When Analyzing List Performance, Exclude Fixed Costs

Want to more accurately analyze the performance of a list? Try excluding your fixed catalog costs such as creative, photography, and copywriting, says Michael Grant, president of Scarsdale, NY-based consultancy Michael Grant Direct: “Correct circulation planning analyses focus on just the variable catalog costs.”

Generally speaking, any cost that is not dependent on the number of catalogs printed is a fixed cost. The costs associated with each of these are also called one-time costs, since they are incurred one time and will not change regardless of whether you print 1,000 copies of a catalog or 1 million.

Say that your breakeven demand per catalog with fixed and variable costs is $1.25, and the breakeven demand per catalog with just variable costs is $1.00. Any segment that has a demand per catalog between $1 and $1.25 falls into a gray zone. The use of fixed costs to make your decisions would eliminate all segments that fall into this category. However, since this segment is covering all of its variable costs and additionally covers some of the fixed costs, you would be remiss not to mail all of these segments, Grant says.

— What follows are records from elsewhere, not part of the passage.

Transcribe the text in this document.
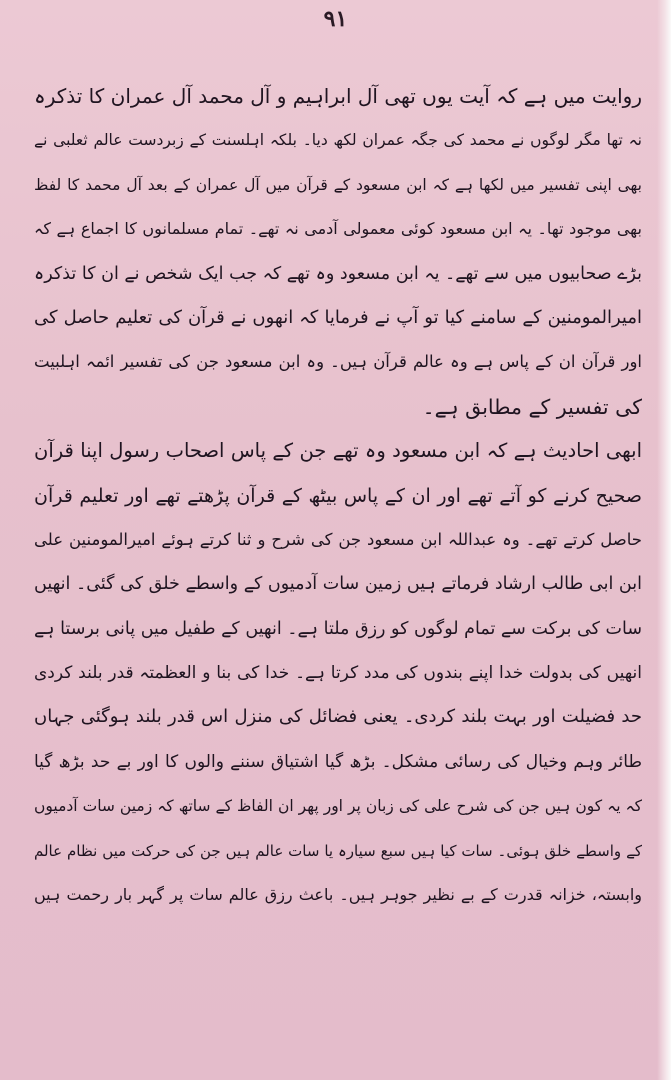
۹۱
روایت میں ہے کہ آیت یوں تھی آل ابراہیم و آل محمد آل عمران کا تذکرہ
نہ تھا مگر لوگوں نے محمد کی جگہ عمران لکھ دیا۔ بلکہ اہلسنت کے زبردست عالم ثعلبی نے
بھی اپنی تفسیر میں لکھا ہے کہ ابن مسعود کے قرآن میں آل عمران کے بعد آل محمد کا لفظ
بھی موجود تھا۔ یہ ابن مسعود کوئی معمولی آدمی نہ تھے۔ تمام مسلمانوں کا اجماع ہے کہ
بڑے صحابیوں میں سے تھے۔ یہ ابن مسعود وہ تھے کہ جب ایک شخص نے ان کا تذکرہ
امیرالمومنین کے سامنے کیا تو آپ نے فرمایا کہ انھوں نے قرآن کی تعلیم حاصل کی
اور قرآن ان کے پاس ہے وہ عالم قرآن ہیں۔ وہ ابن مسعود جن کی تفسیر ائمہ اہلبیت
کی تفسیر کے مطابق ہے۔
ابھی احادیث ہے کہ ابن مسعود وہ تھے جن کے پاس اصحاب رسول اپنا قرآن
صحیح کرنے کو آتے تھے اور ان کے پاس بیٹھ کے قرآن پڑھتے تھے اور تعلیم قرآن
حاصل کرتے تھے۔ وہ عبداللہ ابن مسعود جن کی شرح و ثنا کرتے ہوئے امیرالمومنین علی
ابن ابی طالب ارشاد فرماتے ہیں زمین سات آدمیوں کے واسطے خلق کی گئی۔ انھیں
سات کی برکت سے تمام لوگوں کو رزق ملتا ہے۔ انھیں کے طفیل میں پانی برستا ہے
انھیں کی بدولت خدا اپنے بندوں کی مدد کرتا ہے۔ خدا کی بنا و العظمتہ قدر بلند کردی
حد فضیلت اور بہت بلند کردی۔ یعنی فضائل کی منزل اس قدر بلند ہوگئی جہاں
طائر وہم وخیال کی رسائی مشکل۔ بڑھ گیا اشتیاق سننے والوں کا اور بے حد بڑھ گیا
کہ یہ کون ہیں جن کی شرح علی کی زبان پر اور پھر ان الفاظ کے ساتھ کہ زمین سات آدمیوں
کے واسطے خلق ہوئی۔ سات کیا ہیں سبع سیارہ یا سات عالم ہیں جن کی حرکت میں نظام عالم
وابستہ، خزانہ قدرت کے بے نظیر جوہر ہیں۔ باعث رزق عالم سات پر گہر بار رحمت ہیں
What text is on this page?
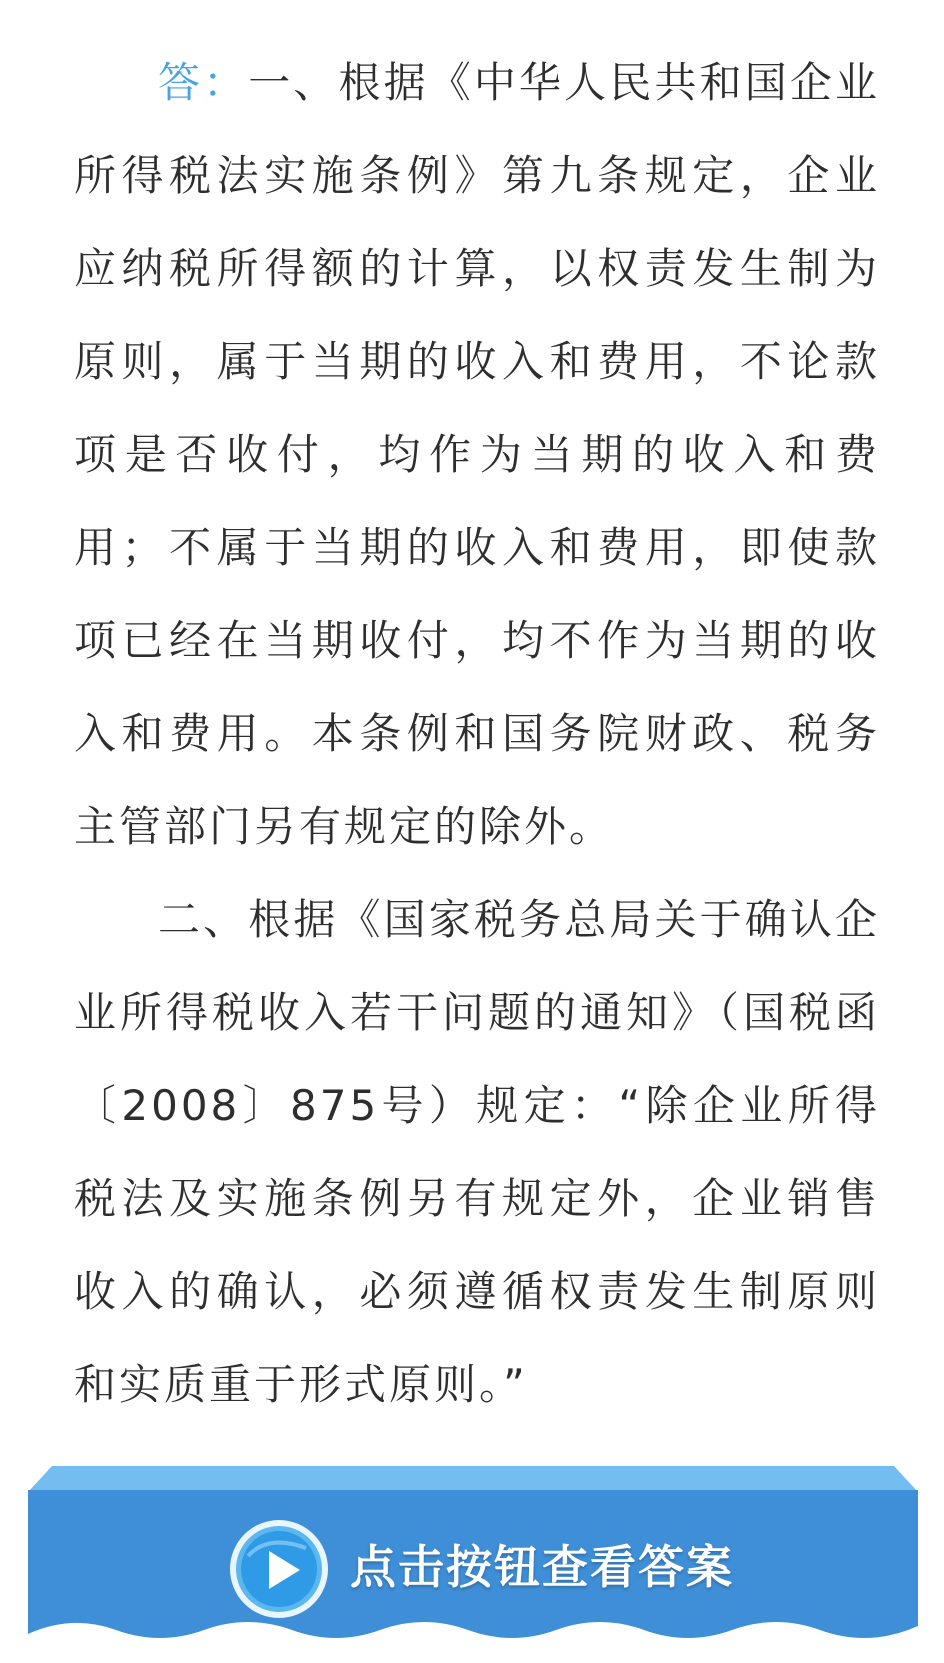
答：一、根据《中华人民共和国企业所得税法实施条例》第九条规定，企业应纳税所得额的计算，以权责发生制为原则，属于当期的收入和费用，不论款项是否收付，均作为当期的收入和费用；不属于当期的收入和费用，即使款项已经在当期收付，均不作为当期的收入和费用。本条例和国务院财政、税务主管部门另有规定的除外。

二、根据《国家税务总局关于确认企业所得税收入若干问题的通知》（国税函〔2008〕875号）规定：“除企业所得税法及实施条例另有规定外，企业销售收入的确认，必须遵循权责发生制原则和实质重于形式原则。”

点击按钮查看答案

To illustrate the benefit for a given mailing, let’s say that you have 500,000 buyers that fall into this category, with an expected $1.20 demand per catalog. You would see an additional $100,000 in contribution by using the variable breakeven demand per catalog: $1.20 less $1.00 equals $0.20 additional contribution; $0.20 times 500,000 extra catalogs mailed equals $100,000 extra contribution.